Benvenuti a Los Angeles. Questa non è la Città di Smeraldo
che avevate immaginato di trovare e Dorothy non è più la dolce good good girl che viene dal Kansas ma una giovane ninfa scappata
di casa per giungere dalla zia Martha, creatura disturbante tanto quanto la fauna che
si muove fra i corridoi dell’albergo che dirige.
Paul Bartel,
regista dal gusto sopraffino cresciuto (senza morirvi) alla corte di Roger
Corman realizza il suo primo cortometraggio, Bambole e sangue (Private parts) superando i generi,
innestandoli l’uno sull'altro (proprio come fa il protagonista George con le
sue bambole riempite d’acqua) per ottenere un oggetto cinematografico “altro”,
inclassificabile e per questo difficile da vendere, ma stupendo nella capacità
di prendere l’immondizia, il sordido, il disturbante, spargerlo per i corridoi
di un malandato albergo e dare vita a una visione brillante e di grande
genialità.
Vale la pena ricordare come l’«albergo» sia da
considerarsi una categoria Avant-Pop a tutti gli effetti, in cui ogni camera,
ogni piano, ogni corridoio o ascensore è l’apertura su un immaginario diverso
(o su schegge dello stesso), una finestra liminale sulle più disparate
categorie psicoanalitiche. Ricordiamo Hotel Room di David Lynch, Shining, Four Rooms e Barton Fink dei fratelli Coen, solo per fare qualche esempio.

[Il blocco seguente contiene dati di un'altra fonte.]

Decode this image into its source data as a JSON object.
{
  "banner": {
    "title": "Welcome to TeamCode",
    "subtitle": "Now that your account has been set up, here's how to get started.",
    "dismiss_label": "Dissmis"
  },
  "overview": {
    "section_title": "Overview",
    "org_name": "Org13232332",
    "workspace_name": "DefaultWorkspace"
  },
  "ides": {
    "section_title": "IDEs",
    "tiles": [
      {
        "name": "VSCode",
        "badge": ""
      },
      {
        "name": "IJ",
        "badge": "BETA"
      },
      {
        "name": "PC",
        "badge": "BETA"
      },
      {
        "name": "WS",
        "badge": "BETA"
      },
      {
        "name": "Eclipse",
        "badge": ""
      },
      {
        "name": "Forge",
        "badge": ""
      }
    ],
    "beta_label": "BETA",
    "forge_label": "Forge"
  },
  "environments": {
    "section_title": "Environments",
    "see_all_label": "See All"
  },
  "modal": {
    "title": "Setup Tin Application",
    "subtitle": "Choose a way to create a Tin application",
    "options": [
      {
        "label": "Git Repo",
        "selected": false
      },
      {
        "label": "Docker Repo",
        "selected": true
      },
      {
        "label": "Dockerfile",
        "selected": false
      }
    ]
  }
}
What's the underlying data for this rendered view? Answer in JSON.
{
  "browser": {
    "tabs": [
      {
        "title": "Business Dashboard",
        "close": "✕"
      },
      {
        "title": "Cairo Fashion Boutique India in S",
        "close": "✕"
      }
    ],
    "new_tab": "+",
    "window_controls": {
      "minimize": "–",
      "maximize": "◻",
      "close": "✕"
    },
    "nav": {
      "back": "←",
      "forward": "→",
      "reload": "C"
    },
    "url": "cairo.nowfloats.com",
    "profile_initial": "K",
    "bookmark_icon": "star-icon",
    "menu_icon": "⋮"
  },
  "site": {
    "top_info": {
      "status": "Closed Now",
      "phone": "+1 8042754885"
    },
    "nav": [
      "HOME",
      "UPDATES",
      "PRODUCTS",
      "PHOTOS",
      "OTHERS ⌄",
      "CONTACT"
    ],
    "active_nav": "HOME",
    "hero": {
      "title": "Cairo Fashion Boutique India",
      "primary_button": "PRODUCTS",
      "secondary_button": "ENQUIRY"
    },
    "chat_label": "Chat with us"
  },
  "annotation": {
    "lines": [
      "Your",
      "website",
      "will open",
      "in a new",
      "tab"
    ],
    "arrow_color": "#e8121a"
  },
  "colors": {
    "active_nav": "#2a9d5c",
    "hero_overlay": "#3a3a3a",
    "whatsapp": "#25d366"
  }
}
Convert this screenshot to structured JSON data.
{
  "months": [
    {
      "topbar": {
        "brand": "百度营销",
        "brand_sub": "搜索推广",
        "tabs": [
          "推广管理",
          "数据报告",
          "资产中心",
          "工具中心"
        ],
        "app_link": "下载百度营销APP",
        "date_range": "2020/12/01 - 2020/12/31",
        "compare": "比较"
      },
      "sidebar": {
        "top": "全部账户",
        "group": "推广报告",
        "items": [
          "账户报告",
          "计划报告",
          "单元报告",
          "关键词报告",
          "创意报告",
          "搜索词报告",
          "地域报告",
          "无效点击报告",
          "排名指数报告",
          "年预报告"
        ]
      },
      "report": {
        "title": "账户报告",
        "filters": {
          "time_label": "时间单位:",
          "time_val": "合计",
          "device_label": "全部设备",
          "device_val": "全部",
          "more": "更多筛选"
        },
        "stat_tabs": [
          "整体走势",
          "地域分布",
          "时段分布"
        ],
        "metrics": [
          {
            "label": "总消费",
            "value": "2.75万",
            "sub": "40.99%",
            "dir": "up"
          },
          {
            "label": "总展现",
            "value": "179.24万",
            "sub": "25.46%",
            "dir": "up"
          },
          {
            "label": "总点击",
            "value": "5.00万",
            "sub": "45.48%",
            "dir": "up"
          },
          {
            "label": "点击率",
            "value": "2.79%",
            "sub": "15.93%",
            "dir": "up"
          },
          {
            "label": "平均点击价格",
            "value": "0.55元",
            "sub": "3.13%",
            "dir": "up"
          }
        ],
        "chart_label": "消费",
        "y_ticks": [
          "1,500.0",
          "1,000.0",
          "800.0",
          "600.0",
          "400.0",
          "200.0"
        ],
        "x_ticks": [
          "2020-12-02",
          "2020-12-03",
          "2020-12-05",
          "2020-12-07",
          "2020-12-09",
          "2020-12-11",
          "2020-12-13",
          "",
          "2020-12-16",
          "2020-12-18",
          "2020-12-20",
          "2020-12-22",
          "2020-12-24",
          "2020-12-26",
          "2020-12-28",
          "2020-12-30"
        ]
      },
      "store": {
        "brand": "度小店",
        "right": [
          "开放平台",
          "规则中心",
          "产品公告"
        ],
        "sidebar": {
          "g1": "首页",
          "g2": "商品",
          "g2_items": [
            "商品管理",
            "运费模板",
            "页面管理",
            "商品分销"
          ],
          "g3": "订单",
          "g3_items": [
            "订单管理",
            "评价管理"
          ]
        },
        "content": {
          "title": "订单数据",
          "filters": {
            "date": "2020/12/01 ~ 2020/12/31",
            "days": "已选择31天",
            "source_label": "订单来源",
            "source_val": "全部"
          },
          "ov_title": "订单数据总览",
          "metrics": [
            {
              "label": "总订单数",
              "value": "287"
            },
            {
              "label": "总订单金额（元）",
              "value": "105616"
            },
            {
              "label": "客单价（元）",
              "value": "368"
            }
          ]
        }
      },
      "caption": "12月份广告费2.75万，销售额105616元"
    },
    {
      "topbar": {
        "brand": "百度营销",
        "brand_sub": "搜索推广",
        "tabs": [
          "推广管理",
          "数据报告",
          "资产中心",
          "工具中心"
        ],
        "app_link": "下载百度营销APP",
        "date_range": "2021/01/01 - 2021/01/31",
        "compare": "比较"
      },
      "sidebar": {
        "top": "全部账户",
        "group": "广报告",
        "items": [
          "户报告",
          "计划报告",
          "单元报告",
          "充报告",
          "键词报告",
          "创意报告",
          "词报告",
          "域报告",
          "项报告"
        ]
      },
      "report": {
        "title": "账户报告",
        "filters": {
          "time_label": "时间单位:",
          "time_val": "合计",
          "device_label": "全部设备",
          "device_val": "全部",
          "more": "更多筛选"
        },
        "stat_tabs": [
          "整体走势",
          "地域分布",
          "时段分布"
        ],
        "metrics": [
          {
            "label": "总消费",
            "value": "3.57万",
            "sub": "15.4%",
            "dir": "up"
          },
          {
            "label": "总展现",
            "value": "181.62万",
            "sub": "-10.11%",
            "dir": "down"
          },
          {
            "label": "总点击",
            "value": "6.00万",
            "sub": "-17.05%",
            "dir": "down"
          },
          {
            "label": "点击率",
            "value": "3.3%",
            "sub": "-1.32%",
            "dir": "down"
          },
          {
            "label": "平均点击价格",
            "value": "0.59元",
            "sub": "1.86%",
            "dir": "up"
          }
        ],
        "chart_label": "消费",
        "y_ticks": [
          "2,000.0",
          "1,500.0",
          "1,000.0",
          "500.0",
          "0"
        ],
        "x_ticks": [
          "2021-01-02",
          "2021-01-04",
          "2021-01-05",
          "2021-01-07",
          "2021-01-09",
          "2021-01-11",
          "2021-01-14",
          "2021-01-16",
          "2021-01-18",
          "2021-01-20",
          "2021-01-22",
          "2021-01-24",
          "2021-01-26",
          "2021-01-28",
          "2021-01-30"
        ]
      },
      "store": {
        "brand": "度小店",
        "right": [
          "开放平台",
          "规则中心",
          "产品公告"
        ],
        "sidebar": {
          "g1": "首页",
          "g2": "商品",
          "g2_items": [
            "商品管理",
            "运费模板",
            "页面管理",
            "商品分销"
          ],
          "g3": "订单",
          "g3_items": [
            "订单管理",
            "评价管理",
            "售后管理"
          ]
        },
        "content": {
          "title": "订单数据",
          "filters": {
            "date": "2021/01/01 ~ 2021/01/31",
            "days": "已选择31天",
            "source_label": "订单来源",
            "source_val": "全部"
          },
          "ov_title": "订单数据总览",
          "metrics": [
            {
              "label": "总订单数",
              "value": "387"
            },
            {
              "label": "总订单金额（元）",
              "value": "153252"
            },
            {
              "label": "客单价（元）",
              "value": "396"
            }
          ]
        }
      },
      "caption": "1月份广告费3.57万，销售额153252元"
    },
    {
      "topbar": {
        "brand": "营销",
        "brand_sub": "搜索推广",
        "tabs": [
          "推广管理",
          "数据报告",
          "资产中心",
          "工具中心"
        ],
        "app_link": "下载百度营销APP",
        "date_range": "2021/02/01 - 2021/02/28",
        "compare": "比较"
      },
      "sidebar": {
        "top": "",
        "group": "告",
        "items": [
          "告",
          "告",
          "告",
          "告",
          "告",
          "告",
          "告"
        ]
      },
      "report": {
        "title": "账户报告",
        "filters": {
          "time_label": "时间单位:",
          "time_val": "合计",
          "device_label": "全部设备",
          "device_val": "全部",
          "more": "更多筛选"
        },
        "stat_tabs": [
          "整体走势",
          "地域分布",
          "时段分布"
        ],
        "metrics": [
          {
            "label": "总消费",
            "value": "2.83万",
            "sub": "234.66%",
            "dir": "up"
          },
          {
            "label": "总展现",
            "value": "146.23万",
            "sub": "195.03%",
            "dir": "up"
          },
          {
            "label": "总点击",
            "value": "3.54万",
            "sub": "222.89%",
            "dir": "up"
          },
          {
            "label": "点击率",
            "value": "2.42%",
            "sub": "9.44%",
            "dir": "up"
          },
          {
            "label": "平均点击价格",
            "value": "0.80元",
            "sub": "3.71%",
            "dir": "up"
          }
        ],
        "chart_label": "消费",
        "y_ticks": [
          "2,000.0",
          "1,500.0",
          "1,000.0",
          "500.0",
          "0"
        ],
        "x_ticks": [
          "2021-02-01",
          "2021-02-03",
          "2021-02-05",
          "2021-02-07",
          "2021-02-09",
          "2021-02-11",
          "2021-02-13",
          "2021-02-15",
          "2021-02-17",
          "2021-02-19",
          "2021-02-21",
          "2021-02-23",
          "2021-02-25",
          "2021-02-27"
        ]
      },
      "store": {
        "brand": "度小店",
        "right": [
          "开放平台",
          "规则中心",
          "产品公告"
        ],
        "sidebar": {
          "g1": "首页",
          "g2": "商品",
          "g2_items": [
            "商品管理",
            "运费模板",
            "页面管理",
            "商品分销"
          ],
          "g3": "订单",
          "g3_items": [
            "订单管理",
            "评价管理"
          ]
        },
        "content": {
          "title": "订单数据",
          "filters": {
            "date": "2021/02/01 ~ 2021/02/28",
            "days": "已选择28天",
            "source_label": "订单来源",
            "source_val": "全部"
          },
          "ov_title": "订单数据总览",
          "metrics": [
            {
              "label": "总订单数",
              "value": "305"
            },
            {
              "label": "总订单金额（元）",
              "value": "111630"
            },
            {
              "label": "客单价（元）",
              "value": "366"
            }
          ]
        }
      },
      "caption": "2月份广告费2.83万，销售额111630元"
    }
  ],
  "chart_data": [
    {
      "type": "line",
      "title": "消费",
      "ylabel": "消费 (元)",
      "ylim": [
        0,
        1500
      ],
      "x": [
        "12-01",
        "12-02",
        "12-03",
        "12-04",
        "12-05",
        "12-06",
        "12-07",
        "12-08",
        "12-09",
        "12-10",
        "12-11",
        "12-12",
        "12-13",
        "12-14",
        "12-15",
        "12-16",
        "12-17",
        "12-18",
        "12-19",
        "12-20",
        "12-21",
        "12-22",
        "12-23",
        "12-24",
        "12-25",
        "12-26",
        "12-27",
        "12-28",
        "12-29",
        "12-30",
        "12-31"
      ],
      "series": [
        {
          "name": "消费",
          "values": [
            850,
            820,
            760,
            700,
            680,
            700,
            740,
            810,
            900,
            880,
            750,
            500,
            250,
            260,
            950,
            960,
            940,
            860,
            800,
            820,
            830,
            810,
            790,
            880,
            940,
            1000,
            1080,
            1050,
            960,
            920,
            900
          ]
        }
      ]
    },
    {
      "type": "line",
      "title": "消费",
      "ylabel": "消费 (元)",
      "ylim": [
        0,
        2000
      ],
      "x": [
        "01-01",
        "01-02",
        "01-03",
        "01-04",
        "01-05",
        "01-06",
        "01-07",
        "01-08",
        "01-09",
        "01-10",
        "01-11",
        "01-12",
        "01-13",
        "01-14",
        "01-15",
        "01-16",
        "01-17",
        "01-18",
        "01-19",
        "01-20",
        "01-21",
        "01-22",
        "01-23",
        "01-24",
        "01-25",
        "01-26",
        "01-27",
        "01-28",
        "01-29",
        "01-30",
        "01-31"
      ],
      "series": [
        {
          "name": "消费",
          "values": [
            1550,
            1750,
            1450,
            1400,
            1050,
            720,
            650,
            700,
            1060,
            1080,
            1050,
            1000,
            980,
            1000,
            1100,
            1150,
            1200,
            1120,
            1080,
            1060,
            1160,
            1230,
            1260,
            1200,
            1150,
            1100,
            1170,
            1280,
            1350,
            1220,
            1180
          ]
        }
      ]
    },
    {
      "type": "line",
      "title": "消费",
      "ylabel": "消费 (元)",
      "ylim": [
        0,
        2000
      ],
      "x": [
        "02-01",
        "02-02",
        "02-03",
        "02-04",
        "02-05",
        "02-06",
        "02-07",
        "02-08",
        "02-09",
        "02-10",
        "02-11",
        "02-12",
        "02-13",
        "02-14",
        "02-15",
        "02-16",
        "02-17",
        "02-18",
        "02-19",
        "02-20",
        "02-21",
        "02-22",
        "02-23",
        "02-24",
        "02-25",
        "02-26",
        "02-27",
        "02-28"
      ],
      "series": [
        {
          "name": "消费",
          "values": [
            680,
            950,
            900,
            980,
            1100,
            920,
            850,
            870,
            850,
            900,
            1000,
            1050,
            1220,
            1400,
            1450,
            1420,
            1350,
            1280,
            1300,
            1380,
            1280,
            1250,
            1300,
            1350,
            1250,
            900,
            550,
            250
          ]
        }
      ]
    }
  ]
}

Bartel ne celebra ogni angolo, persino il più mefitico, col fare dell’esteta. Dal
seminterrato, con la camera oscura del fotografo George, al santuario leather gay del reverendo Moon (con
tanto di statua di Cristo avvolta nelle catene e carte da gioco à la «Physique Pictorial»), dall'appartamento
di Zia Martha (che sembra uscito, come la proprietaria, da Gran Bollito di Mauro Bolognini) alla camera-set di George, un’installazione
disturbante a metà fra la factory di Warhol e il racconto di Poe. Paul Bartel
ci fa muovere in ognuna di esse, ci fa sentire ogni scricchiolio, ogni rumore
fra le pareti, ci fa godere di ogni sguardo da voyeur, ci fa inaspettatamente entrare in camere, dove attempate
carampane in Wayfarers si fanno le lampade invocando il nome di modelle morte o
svuotare quella del più ubriaco e sudicio degli avventori.
Bambole e
sangue regala alcune fra le visioni più disturbanti del cinema (non avete
idea di cosa si può fare con un prelievo di sangue e una bambola gonfiabile
piena d’acqua), si muove a metà fra Psycho
e Sleepaway Camp, vi s’incontrano,
fugaci, Warhol, De Palma e John Waters. In definitiva un recupero necessario
che restituisce il giusto merito a un regista di grande valore come Paul
Bartel.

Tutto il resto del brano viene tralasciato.